Para Fernando José Carretero, poeta
—Muy poco. Decidida y orillados los obstáculos, lo
pormenores apenas me interesan.
—¿Y eso?
—Son irrelevantes: importa el hecho y algunas
circunstancias.
—Cuéntenos.
—El hecho importa por el valor simbólico: la democracia
española rompe definitivamente con el franquismo.
—A buenas horas…
—Las personas juiciosas hacen lo que quieren cuando pueden:
en eso se apartan de las imprudentes y de los niños malcriados. Hay quien
compara la situación de Franco en España con la de Hitler o Mussolini en sus
países. A este respecto —¿solo a este respecto?— la comparación no es
pertinente: habría que comparar a Franco, más bien, con Stalin, Mao,
Castro, Kim Il-sung...
—¿Y las circunstancias?
—La operación ha resultado impecable. Sin embargo, observo
tres actitudes desconcertantes: la de quienes dicen que el traslado divide a
los españoles —la cuestión lleva tiempo amortizada—; la de quienes siempre
habían clamado por él y ahora se quejan; y la de los hacendosos.
—¿Cómo dice?
—Los hacendosos, los que atienden solo a lo importante: no
irán nunca a los bares, no pisarán la playa, quizá no saluden a los vecinos ni
asistan a las bodas de sus hijos, desde luego no jugarán al dominó ni verán el
fútbol, no leerán poesía…
—¿Por qué?
—Hombre, por eso: solo están en lo importante.

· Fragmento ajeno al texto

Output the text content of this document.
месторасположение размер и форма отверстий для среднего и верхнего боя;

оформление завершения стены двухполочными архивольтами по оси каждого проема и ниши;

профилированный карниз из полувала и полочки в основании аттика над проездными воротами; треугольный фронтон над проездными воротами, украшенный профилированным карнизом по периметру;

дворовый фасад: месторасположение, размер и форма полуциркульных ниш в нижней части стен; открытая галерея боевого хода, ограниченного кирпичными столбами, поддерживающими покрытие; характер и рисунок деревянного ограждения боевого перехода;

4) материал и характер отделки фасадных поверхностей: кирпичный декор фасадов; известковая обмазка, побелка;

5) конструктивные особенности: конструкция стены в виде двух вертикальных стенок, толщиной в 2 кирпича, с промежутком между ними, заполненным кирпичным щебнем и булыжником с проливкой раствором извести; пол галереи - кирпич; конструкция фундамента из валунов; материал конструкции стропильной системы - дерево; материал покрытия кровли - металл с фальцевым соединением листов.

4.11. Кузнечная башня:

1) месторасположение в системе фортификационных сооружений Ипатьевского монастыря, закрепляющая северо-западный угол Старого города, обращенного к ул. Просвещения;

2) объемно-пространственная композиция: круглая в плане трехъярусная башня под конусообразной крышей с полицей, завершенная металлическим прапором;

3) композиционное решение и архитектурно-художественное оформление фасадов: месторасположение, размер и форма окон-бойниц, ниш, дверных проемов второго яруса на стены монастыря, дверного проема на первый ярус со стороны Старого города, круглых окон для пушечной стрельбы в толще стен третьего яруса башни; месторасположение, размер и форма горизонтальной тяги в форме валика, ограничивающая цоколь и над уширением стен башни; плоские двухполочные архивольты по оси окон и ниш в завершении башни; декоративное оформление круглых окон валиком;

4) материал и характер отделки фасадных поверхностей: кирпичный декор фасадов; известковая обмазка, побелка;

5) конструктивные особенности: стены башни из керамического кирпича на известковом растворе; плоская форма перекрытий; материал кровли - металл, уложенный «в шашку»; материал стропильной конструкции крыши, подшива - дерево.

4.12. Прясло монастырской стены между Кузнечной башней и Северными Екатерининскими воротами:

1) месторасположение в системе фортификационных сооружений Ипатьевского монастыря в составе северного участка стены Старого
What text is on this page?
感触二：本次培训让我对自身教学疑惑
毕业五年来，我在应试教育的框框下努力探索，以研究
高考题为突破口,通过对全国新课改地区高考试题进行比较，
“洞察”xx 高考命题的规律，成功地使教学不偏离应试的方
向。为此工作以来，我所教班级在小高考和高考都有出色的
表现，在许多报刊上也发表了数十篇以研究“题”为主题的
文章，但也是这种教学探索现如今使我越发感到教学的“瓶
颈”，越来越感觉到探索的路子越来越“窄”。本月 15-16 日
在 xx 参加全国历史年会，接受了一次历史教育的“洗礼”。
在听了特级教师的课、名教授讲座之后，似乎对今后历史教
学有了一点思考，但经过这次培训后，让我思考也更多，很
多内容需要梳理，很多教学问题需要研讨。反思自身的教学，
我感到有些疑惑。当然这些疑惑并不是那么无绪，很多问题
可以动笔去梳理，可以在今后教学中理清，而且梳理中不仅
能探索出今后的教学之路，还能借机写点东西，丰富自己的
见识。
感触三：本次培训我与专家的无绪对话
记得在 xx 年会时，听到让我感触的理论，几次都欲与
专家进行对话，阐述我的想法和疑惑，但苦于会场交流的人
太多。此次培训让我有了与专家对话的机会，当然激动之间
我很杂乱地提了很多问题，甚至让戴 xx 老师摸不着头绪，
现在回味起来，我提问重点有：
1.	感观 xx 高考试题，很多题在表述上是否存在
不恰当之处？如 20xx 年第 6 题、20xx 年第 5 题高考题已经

—Hablando de poesía, ¿qué le parece el encuentro de
este año?
—Prescindible. No acudí a lo de Pastor: me lo sabía;
tampoco a lo de Ramiro: Marwan aburre, imagínense los epígonos. Me gustó
Pipirijaina. Benjamín Prado y las poetas de Guadiana no han defraudado.
—Estupendo.
—Quiero decir que continúan en su línea. En el caso de
Prado, lastimosa.
—El pobre…
—El rico: trabaja para la Compañía Nacional de Teatro
Clásico, es tertuliano, publica en buenas editoriales, tiene amigos
influyentes, bolos por toda España, está casado con una azafata…
—¿Cómo lo sabe?
—Lo dijo él.
—¿A qué cuento?
—Benja es poeta cervantino, o sea, de los que
trabajan y se desvelan incansablemente por lograr —o aparentar— la
gracia poética que el cielo les negó; a él le negó, sobre todo, talento
verbal: el único recurso que domina es la enumeración paralelística;
alarga, reitera, estruja las enumeraciones de un modo —insistente, aplicado,
entusiasta: pueril— que sacaría de quicio al mismo Job. Acaso consciente
de la propia inanidad poética, leyó escasos poemas —Dios se lo premie—; por contra,
nos predicó muy bien compuestos y floridos sermones y nos contó la vida: los
sermones, en su punto banal de corrección política; la vida, envidiable. El
jueves estaba muy contento.
—¿Por la azafata?
—Y por la exhumación.
—¿Usted también estaba contento?
—Yo no tengo azafata; además, Prado me sumió en el
abatimiento.
—Don Juan…
Alguien vuelve al principio:
—¿Qué hacemos ahora con el Valle de los Caídos?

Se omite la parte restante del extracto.